Wyświetl Pojedyńczy Post
Stary 03.01.2019, 22:21   #29
Molek
 
Molek's Avatar


Zarejestrowany: Apr 2017
Miasto: Gorzów Wlkp
Posty: 191
Molek jest na dystyngowanej drodze
Online: 2 tygodni 6 dni 10 godz 31 min 12 s
Domyślnie

Suszenie ciuchów jest do dupy, ale można się tego nauczyć. Nasz największy błąd był taki iż po zajęciu pokoi hotelowych odpalaliśmy browary, braliśmy prysznic i wychodziliśmy na miasto. W tym czasie wszystko stęchło. Po kolacji człowiek nabierał trochę siły i ochoty żeby się za to zabrać ale czasu do rana już nie wystarczało. Efekt da się przewidzieć, ale lekcja na przyszłość jest. Jak chcesz mieć rano suche gacie to podnieś je z podłogi. Dzisiaj ruszyliśmy skrótem a pogoda dalej się nie poprawia.







Dziunia, prawdziwa zawalidroga prowodyr spalania półtora paczki papierosów dziennie na postojach pyrka sobie swoim tempem



Zatrzymujemy się po raz kolejny czekając na nią i po raz kolejny nie wiadomo skąd pojawiają się dzieciaki.

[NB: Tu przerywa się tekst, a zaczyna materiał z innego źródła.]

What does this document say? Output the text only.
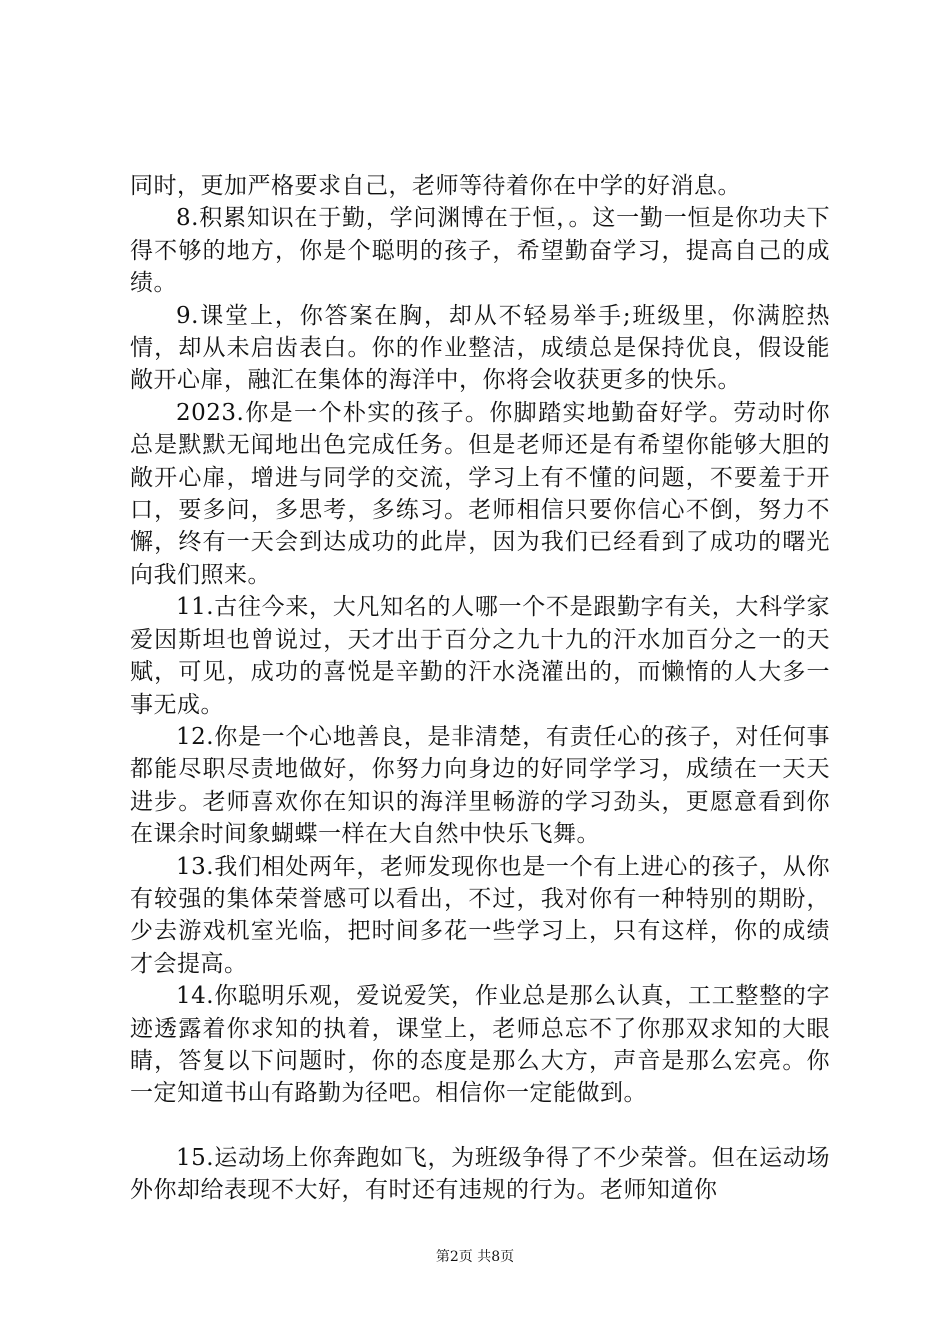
同时，更加严格要求自己，老师等待着你在中学的好消息。

8.积累知识在于勤，学问渊博在于恒，。这一勤一恒是你功夫下得不够的地方，你是个聪明的孩子，希望勤奋学习，提高自己的成绩。

9.课堂上，你答案在胸，却从不轻易举手;班级里，你满腔热情，却从未启齿表白。你的作业整洁，成绩总是保持优良，假设能敞开心扉，融汇在集体的海洋中，你将会收获更多的快乐。

2023.你是一个朴实的孩子。你脚踏实地勤奋好学。劳动时你总是默默无闻地出色完成任务。但是老师还是有希望你能够大胆的敞开心扉，增进与同学的交流，学习上有不懂的问题，不要羞于开口，要多问，多思考，多练习。老师相信只要你信心不倒，努力不懈，终有一天会到达成功的此岸，因为我们已经看到了成功的曙光向我们照来。

11.古往今来，大凡知名的人哪一个不是跟勤字有关，大科学家爱因斯坦也曾说过，天才出于百分之九十九的汗水加百分之一的天赋，可见，成功的喜悦是辛勤的汗水浇灌出的，而懒惰的人大多一事无成。

12.你是一个心地善良，是非清楚，有责任心的孩子，对任何事都能尽职尽责地做好，你努力向身边的好同学学习，成绩在一天天进步。老师喜欢你在知识的海洋里畅游的学习劲头，更愿意看到你在课余时间象蝴蝶一样在大自然中快乐飞舞。

13.我们相处两年，老师发现你也是一个有上进心的孩子，从你有较强的集体荣誉感可以看出，不过，我对你有一种特别的期盼，少去游戏机室光临，把时间多花一些学习上，只有这样，你的成绩才会提高。

14.你聪明乐观，爱说爱笑，作业总是那么认真，工工整整的字迹透露着你求知的执着，课堂上，老师总忘不了你那双求知的大眼睛，答复以下问题时，你的态度是那么大方，声音是那么宏亮。你一定知道书山有路勤为径吧。相信你一定能做到。

15.运动场上你奔跑如飞，为班级争得了不少荣誉。但在运动场外你却给表现不大好，有时还有违规的行为。老师知道你

第2页 共8页
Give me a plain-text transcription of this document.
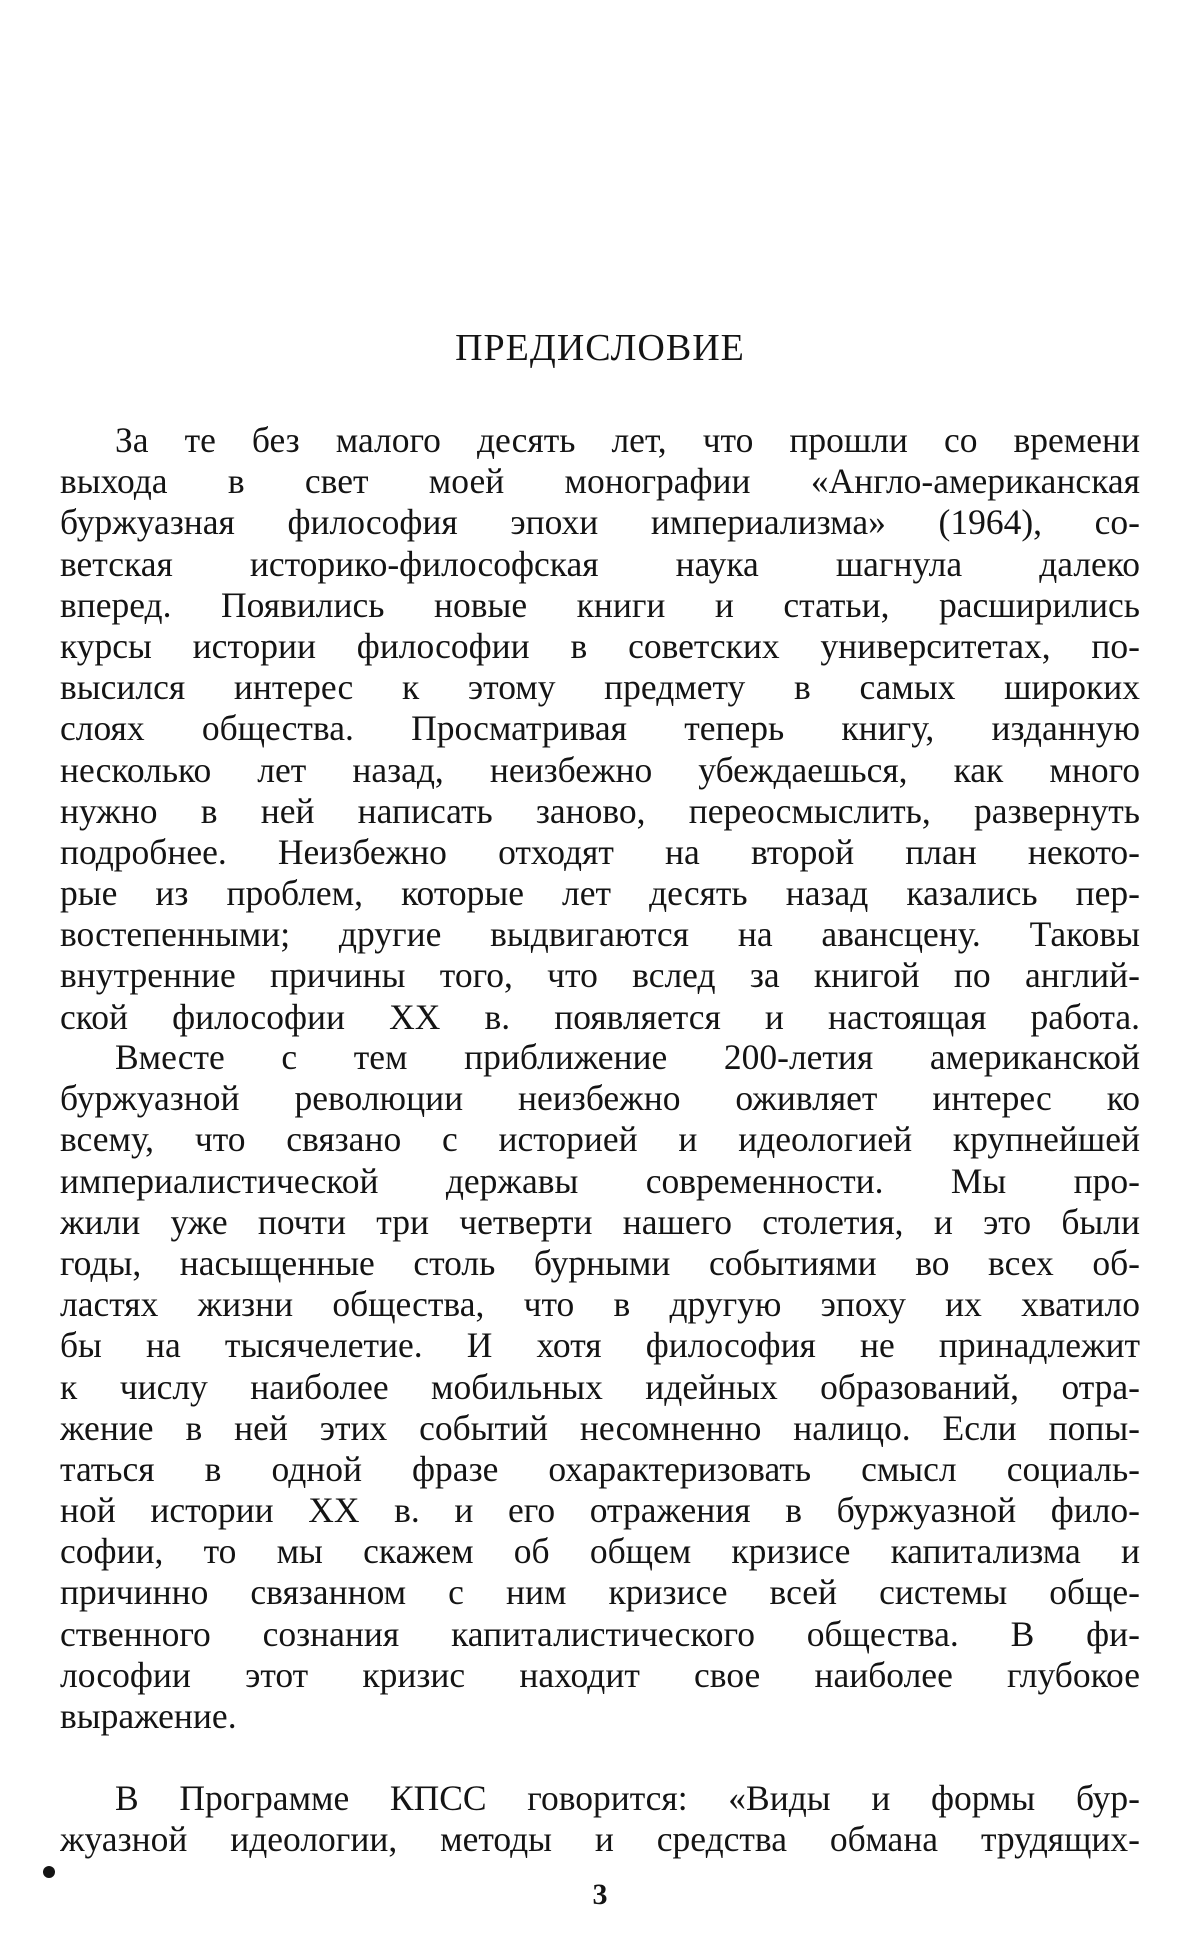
ПРЕДИСЛОВИЕ
За те без малого десять лет, что прошли со времени
выхода в свет моей монографии «Англо-американская
буржуазная философия эпохи империализма» (1964), со-
ветская историко-философская наука шагнула далеко
вперед. Появились новые книги и статьи, расширились
курсы истории философии в советских университетах, по-
высился интерес к этому предмету в самых широких
слоях общества. Просматривая теперь книгу, изданную
несколько лет назад, неизбежно убеждаешься, как много
нужно в ней написать заново, переосмыслить, развернуть
подробнее. Неизбежно отходят на второй план некото-
рые из проблем, которые лет десять назад казались пер-
востепенными; другие выдвигаются на авансцену. Таковы
внутренние причины того, что вслед за книгой по англий-
ской философии XX в. появляется и настоящая работа.
Вместе с тем приближение 200-летия американской
буржуазной революции неизбежно оживляет интерес ко
всему, что связано с историей и идеологией крупнейшей
империалистической державы современности. Мы про-
жили уже почти три четверти нашего столетия, и это были
годы, насыщенные столь бурными событиями во всех об-
ластях жизни общества, что в другую эпоху их хватило
бы на тысячелетие. И хотя философия не принадлежит
к числу наиболее мобильных идейных образований, отра-
жение в ней этих событий несомненно налицо. Если попы-
таться в одной фразе охарактеризовать смысл социаль-
ной истории XX в. и его отражения в буржуазной фило-
софии, то мы скажем об общем кризисе капитализма и
причинно связанном с ним кризисе всей системы обще-
ственного сознания капиталистического общества. В фи-
лософии этот кризис находит свое наиболее глубокое
выражение.
В Программе КПСС говорится: «Виды и формы бур-
жуазной идеологии, методы и средства обмана трудящих-
3
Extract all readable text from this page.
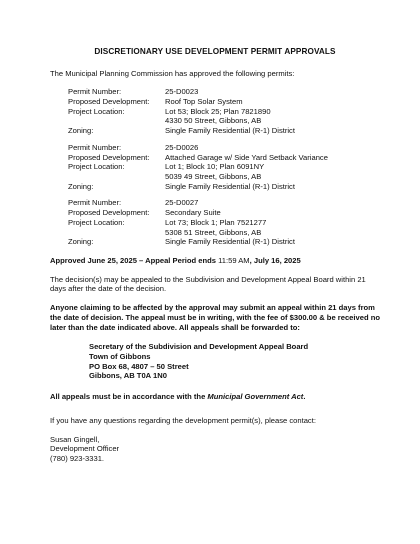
DISCRETIONARY USE DEVELOPMENT PERMIT APPROVALS

The Municipal Planning Commission has approved the following permits:

Permit Number:	25-D0023
Proposed Development:	Roof Top Solar System
Project Location:	Lot 53; Block 25; Plan 7821890
4330 50 Street, Gibbons, AB
Zoning:	Single Family Residential (R-1) District
Permit Number:	25-D0026
Proposed Development:	Attached Garage w/ Side Yard Setback Variance
Project Location:	Lot 1; Block 10; Plan 6091NY
5039 49 Street, Gibbons, AB
Zoning:	Single Family Residential (R-1) District
Permit Number:	25-D0027
Proposed Development:	Secondary Suite
Project Location:	Lot 73; Block 1; Plan 7521277
5308 51 Street, Gibbons, AB
Zoning:	Single Family Residential (R-1) District

Approved June 25, 2025 – Appeal Period ends 11:59 AM, July 16, 2025

The decision(s) may be appealed to the Subdivision and Development Appeal Board within 21 days after the date of the decision.

Anyone claiming to be affected by the approval may submit an appeal within 21 days from the date of decision. The appeal must be in writing, with the fee of $300.00 & be received no later than the date indicated above. All appeals shall be forwarded to:

Secretary of the Subdivision and Development Appeal Board
Town of Gibbons
PO Box 68, 4807 – 50 Street
Gibbons, AB T0A 1N0

All appeals must be in accordance with the Municipal Government Act.

If you have any questions regarding the development permit(s), please contact:

Susan Gingell,
Development Officer
(780) 923-3331.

Próbowałem im wytłumaczyć, że fajne mają kalosze bo moje buty robią chlup chlup ale chyba się nie dogadaliśmy. Następnego dnia zakupiłem worek lizaków na przełamanie pierwszych lodów bo dzieciaki bardzo nieśmiałe. Co ciekawe dzieci w Wietnamie to jest chyba 99% całej populacji, szkoły są wszędzie. Te akurat dość nietypowo bo bez mundurków. Szkoły wyglądają bardzo ładnie i nowocześnie, duże bramy, odmalowane, przynajmniej z zewnątrz. Ale nie ma co się dziwić bo w Wietnamie szkoła jest płatna już od podstawówki. Mimo to z j. angielskim u nich bardzo ciężko.

W oddali szkoła pośrodku niczego.



Skrót na mapie się dobrze zapowiadał i w istocie taki był.
Pradawna Wietnamska sztuka budowania drewnianych mostów to klasa sama w sobie,




Jak nie ma mostów to też da się przejechać





Po drodze mijamy też targowisko albo licytację tych ichniejszych byków - ciężko było się dogadać, byka nie kupili.



Jakoś ok 13 do meldujemy się w miejscowości Cao Bang i odnajdujemy serwis Hondy. Tak wymagała wypożyczalnia, żeby co 1k km robić serwis ale tylko u dilera. Zazwyczaj gdy tylko podjeżdżaliśmy dzwoniłem do wypożyczalni żeby szefo wytłumaczył obsłudze o co nam chodzi. Zazwyczaj juz po 5 minutach 6 motorków było na podnośnikach i 6 mechaników robiło serwis. Od zdjęcia kasku do założenia max 25min. Cena ok 14-15zł wraz z olejem.
Największy serwis jaki widzieliśmy było Hoi An i tam to dawali numerki jak u nas w urzędzie komunikacji. Szyna wymieniał 2 alusy - jego motorek jako jedyny miał lekki tuning i widać bardziej ktoś cenił wygląd niż walory użytkowe i się 2 alusy połamały dosłownie na pół. Cena 2 kół z wymianą 60usd.

Po 14 jesteśmy po serwisie i obiedzie. Do wodospadu przy którym jest jakas wioska i są zaznaczone hotele jest ok 90km co przy naszym tempie daje nieograniczoną ilość godzin tym bardziej, ze prowadzi tam tylko biała dróżka która może być wszystkim. Niestety na mapie nie widać żeby po drodze była jakaś cywilizacja ale decydujemy się pojechać choć godzinkę jak będzie jakiś hotel to stajemy żeby z rana się musieć wydostawać się z dość dużego miasta.
Biała dróżka okazała się szeroką asfaltówką z idealną nowa nawierzchnią, bez gór i z całkiem niezłymi widokami więc nawet z naszą zawalidrogą w przeciągu 2h meldujemy się w ostatniej wiosce przed wodospadem i zarazem w punkcie najbardziej wysuniętym na północny wschód podczas naszego wyjazdu.

map.jpg

Oglądamy kilka hoteli ale wszystkie raczej kiepskie, decyduje się dojechać do końca a tam jak wypisz wymaluj 3 gwiazdki, duży parking oświetlony. Idę niechętnie bo wiem, że nas nie będzie stać, pytam o pokoje, oglądam - czysto jest klima jest wszystko jest. No to nieśmiało pytam ile. Facet pisze na kartce 3x250=750 chwilę się zastanawiam kiwając głową mówię ok i piszę 700, przybijamy piątkę i choć raz czuje się zwyciężcą !
Czasem klima na 30 stopni ostro grzeje więc jako suszarka sprawuje się wyśmienicie.



Kolacje i wino kupiliśmy w hotelu to był 8dzien jazdy od rana do wieczora. Padamy na ryj.